The focus on wallpaper and newsprint came to an end in the 1930s when the mill discontinued the production of newsprint and started to produce book and writing papers. One of the older machines was converted to make paperboard in the 1940s during WWII. The paperboard was made to government standards and was used for gliders during the war. Over the mills rich history it has seen 6 paper machines 4 of which have been disassembled and only PM25 and PM26 remain in operation.

Biron Paper Mill Owners
| 1895 | Grand Rapids Pulp and Paper Company |
| 1911 | Consolidated Water, Power and Paper Company |
| 1962 | Consolidated Water, Power and Paper Company changed name to Consolidated Papers |
| 2000 | Stora Enso |
| 2007 | NewPage |
| 2015 | Catalyst Paper |
| 2018 | ND Paper |

Additions and Add-ons
| 1915 | Grinder room was built, 14 hydraulic pocket grinders were installed for use of groundwood |
| 1922 | Construction began on Paper Machine 23 with J.B. Purvis as Mill Manager |
| 1923 | Biron Mill produces first coated paper on PM23 and a finishing room was added on the west end of PM21 |
| 1925 | More coating equipment is added to PM23. |
| 1937 | Finishing room is expanded |
| 1945 | Construction of Paper Machine 24 begins along with a new clock house, locker rooms, boiler house, and maintenance shop. Grinder room is also expanded to add two electric grinders |
| 1946 | Trainshed was built on the south side of PM24 |
| Oct.13th 1947 | PM24 is started for the first time |
|  | Construction on Paper Machine 25 begins Grinder room is expanded to add 3 electric grinders |
| 1956 | New trainshed built northwest of the boiler house |
| 1984 | Consolidated Papers launches a $215 million mill expansion which includes the construction of Paper Machine 26 |
| 1985 | Construction of PM26 |

== New beginnings ==
In 2022 the mill discontinued making white paper on their smaller paper machine(B25) and began to make brown packaging paper using recycled materials but continued to make white kraft paper on their larger machine(B26) until April of 2023. This was part of a $189 million plan for a new OCC plant and the rebuild and recommission of PM25. The Biron mill produced its last reel of white kraft paper on April 1, 2023, and produces all brown packaging paper of bag, medium and liner grades.
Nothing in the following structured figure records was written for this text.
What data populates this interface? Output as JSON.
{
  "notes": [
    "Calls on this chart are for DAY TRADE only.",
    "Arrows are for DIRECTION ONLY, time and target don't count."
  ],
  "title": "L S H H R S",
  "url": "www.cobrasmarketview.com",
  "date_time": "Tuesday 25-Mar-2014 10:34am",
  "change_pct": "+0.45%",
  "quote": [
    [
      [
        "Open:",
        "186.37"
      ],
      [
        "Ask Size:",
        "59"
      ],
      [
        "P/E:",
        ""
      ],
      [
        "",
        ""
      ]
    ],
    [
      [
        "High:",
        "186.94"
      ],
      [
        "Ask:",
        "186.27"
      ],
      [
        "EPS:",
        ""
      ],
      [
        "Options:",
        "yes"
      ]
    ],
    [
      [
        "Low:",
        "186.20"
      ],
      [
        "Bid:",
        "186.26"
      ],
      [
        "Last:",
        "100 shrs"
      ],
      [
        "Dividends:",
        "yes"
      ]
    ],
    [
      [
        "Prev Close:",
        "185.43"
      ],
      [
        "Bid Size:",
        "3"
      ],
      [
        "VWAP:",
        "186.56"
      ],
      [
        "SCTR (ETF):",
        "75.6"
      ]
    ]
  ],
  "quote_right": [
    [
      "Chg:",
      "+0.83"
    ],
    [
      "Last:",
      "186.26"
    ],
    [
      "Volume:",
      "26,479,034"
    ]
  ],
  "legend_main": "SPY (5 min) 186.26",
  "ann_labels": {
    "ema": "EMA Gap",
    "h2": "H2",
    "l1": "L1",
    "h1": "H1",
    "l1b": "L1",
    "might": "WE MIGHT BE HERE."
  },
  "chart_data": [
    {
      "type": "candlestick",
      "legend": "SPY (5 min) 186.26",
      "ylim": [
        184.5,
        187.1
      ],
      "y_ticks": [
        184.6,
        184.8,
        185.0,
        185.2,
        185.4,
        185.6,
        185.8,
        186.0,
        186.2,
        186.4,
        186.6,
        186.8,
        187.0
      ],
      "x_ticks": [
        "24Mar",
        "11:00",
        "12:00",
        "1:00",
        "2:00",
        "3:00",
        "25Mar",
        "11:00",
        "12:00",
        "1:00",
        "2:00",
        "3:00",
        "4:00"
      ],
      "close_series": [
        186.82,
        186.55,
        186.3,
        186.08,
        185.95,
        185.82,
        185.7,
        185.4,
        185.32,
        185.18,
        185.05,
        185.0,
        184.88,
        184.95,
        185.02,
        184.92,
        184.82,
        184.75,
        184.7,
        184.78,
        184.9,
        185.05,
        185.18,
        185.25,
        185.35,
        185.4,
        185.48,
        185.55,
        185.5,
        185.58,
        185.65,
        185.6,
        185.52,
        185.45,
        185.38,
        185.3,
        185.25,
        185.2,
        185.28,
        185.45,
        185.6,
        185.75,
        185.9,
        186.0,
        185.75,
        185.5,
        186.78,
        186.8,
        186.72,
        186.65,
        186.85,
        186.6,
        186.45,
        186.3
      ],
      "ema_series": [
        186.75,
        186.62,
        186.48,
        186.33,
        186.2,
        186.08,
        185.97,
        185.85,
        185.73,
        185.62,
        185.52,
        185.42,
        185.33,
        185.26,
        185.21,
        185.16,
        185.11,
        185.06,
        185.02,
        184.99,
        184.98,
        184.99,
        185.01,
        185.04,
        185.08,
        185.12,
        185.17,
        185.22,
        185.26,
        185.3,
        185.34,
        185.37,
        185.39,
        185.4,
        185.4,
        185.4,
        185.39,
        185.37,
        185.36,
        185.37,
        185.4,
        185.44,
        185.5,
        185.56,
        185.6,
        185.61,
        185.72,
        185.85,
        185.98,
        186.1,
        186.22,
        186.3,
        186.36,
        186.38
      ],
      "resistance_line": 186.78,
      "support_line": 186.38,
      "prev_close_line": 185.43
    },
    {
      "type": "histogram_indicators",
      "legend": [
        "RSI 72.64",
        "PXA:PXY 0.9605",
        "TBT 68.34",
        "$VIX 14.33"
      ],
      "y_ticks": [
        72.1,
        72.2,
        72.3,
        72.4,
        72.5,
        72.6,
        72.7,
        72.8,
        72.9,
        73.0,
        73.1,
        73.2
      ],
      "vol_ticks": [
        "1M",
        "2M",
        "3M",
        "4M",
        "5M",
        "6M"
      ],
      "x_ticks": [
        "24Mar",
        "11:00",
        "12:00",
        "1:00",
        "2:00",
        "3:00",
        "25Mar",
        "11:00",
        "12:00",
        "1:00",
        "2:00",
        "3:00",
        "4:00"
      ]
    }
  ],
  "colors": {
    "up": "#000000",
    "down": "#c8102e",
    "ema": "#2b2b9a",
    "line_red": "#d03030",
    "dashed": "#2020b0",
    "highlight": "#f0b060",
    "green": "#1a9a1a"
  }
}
Biron's B25 machine produces about 270,000 short tons of corrugating medium and linerboard yearly. The B26 machine has the capacity to produce 500,000 short tons of packaging paper yearly. The conversion from white paper to brown paper included the construction of two different Old Corrugated Container(OCC) plants which takes landfill bound waste cardboard and produces renewable fiber-based pulp. The mill now houses a 700 ton OCC plant and a 1400 ton OCC plant as well as the two paper machines.